Nun ist es mal an der Zeit, den feinen Link aufzugreifen, den Mike von NYC Total mir vor einigen Wochen geschickt hat und der mich auf die Spur der Bildersammlung im Museum der Stadt New York gebracht hat. Der letzte von Mike angeregte Beitrag über Andreas Feininger hat sich ja inzwischen schon bis in die Top Ten der beliebtesten Beiträgen hochgearbeitet. Mal schauen, wie weit dieser hier kommt :-)
Angesichts der vielen spektakulären Verkehrsmittel in New York (Hochbahnen, Untergrundbahnen, Pferdeomnibusse, Kabelbahnen, Straßenbahnen, Yellow Cabs, Eisenbahnen, Seilbahnen und und und) übersieht man leicht, das auch das praktischste Einpersonenverkehrsmittel in der Stadt eine Rolle spielt, nämlich das Fahrrad. Und das nicht nur im New York der Gegenwart, sondern auch in der Vergangenheit der Stadt. Die nun folgende kleine Fotosammlung nimmt uns mit in die Geschichte des Fahrradfahrerei in New York City.

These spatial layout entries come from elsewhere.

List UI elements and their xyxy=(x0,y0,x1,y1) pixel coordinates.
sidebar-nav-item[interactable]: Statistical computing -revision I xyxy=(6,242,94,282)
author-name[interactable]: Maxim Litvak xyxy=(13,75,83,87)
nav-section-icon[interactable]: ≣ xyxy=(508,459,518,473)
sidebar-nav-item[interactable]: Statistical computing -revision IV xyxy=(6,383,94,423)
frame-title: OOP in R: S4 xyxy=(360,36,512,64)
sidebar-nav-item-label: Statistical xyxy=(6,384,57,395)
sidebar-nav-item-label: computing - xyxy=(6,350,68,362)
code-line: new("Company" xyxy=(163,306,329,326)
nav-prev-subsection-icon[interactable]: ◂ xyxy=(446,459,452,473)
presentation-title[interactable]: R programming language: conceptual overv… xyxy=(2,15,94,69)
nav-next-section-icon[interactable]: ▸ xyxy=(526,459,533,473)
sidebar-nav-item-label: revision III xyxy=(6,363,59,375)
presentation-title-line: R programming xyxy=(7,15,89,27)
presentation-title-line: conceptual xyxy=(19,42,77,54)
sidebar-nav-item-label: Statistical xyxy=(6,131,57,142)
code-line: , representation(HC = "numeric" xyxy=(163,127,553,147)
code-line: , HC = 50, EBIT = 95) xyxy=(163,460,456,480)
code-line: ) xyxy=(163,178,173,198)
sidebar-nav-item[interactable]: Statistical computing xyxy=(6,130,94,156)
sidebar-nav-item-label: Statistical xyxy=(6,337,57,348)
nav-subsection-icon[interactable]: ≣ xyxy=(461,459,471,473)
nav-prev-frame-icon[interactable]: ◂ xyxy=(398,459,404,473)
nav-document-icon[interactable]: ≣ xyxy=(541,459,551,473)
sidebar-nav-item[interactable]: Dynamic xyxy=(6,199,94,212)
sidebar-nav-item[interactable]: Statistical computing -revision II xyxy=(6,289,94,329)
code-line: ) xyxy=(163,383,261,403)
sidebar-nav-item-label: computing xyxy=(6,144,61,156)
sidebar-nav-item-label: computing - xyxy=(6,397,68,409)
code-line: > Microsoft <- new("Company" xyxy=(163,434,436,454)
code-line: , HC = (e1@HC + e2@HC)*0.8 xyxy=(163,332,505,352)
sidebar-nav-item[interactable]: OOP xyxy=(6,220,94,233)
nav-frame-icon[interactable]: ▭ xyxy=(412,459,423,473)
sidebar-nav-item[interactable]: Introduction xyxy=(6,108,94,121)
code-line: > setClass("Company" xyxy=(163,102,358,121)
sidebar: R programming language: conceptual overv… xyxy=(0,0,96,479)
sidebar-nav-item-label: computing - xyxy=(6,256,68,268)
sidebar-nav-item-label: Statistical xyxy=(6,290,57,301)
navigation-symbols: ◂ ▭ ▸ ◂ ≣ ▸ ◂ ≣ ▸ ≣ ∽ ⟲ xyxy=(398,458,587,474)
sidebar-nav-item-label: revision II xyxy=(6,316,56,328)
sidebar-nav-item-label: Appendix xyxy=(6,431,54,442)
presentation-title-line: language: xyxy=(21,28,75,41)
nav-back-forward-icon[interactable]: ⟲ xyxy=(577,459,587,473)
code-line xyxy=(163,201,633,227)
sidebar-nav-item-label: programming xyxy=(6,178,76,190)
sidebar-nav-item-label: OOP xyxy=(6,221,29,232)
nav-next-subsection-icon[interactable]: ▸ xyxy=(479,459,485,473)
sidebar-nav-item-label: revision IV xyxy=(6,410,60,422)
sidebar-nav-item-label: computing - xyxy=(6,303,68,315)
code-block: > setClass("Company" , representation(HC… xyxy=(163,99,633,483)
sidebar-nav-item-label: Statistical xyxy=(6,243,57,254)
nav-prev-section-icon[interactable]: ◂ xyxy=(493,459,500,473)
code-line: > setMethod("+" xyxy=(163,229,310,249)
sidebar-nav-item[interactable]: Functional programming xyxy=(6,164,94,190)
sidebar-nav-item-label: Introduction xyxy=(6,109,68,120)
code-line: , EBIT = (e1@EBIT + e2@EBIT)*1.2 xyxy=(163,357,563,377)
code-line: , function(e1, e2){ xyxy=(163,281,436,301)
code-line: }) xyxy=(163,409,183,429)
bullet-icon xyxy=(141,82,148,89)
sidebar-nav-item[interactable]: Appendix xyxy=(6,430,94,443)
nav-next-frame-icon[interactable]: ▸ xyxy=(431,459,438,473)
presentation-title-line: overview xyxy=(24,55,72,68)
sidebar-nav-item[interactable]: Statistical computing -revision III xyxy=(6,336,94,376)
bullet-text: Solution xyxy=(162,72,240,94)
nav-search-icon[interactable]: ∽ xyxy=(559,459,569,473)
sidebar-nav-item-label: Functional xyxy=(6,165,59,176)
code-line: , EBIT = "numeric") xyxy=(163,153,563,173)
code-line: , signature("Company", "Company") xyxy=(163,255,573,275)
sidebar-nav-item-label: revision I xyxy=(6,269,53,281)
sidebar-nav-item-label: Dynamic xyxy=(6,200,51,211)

http://www.huffingtonpost.com/lacy-schutz/bicycling-in-new-york-city_b_860531.html#s270504Die erste Aufnahme stammt ungefähr aus dem Jahr 1890 und zeigt einen Night Messenger, also einen Nachtboten. Nachtboten waren minderjährige Jungen, die Telegramme für die Telegraphenämter auslieferten und nebenbei noch kleine Aufträge erfüllten wie das Holen von Zigaretten oder das Überbringen von Nachrichten. Aktivisten gegen die Kinderarbeit waren besorgt, dass die Jungen häufig unmoralischen Teilen der Gesellschaft ausgesetzt waren. So führten sie ihre Aufträge auch in Bordelle und Nachtclubs und sie wurden dort oft gebeten, illegale Substanzen zu überbringen oder abzuholen. New York war einer der ersten Staaten, in denen Gesetze initiiert wurden, um zu verhindern, das Personen in einem Alter unter 21 Jahren als Nachtboten nach 10:00 Uhr abends eingesetzt wurden.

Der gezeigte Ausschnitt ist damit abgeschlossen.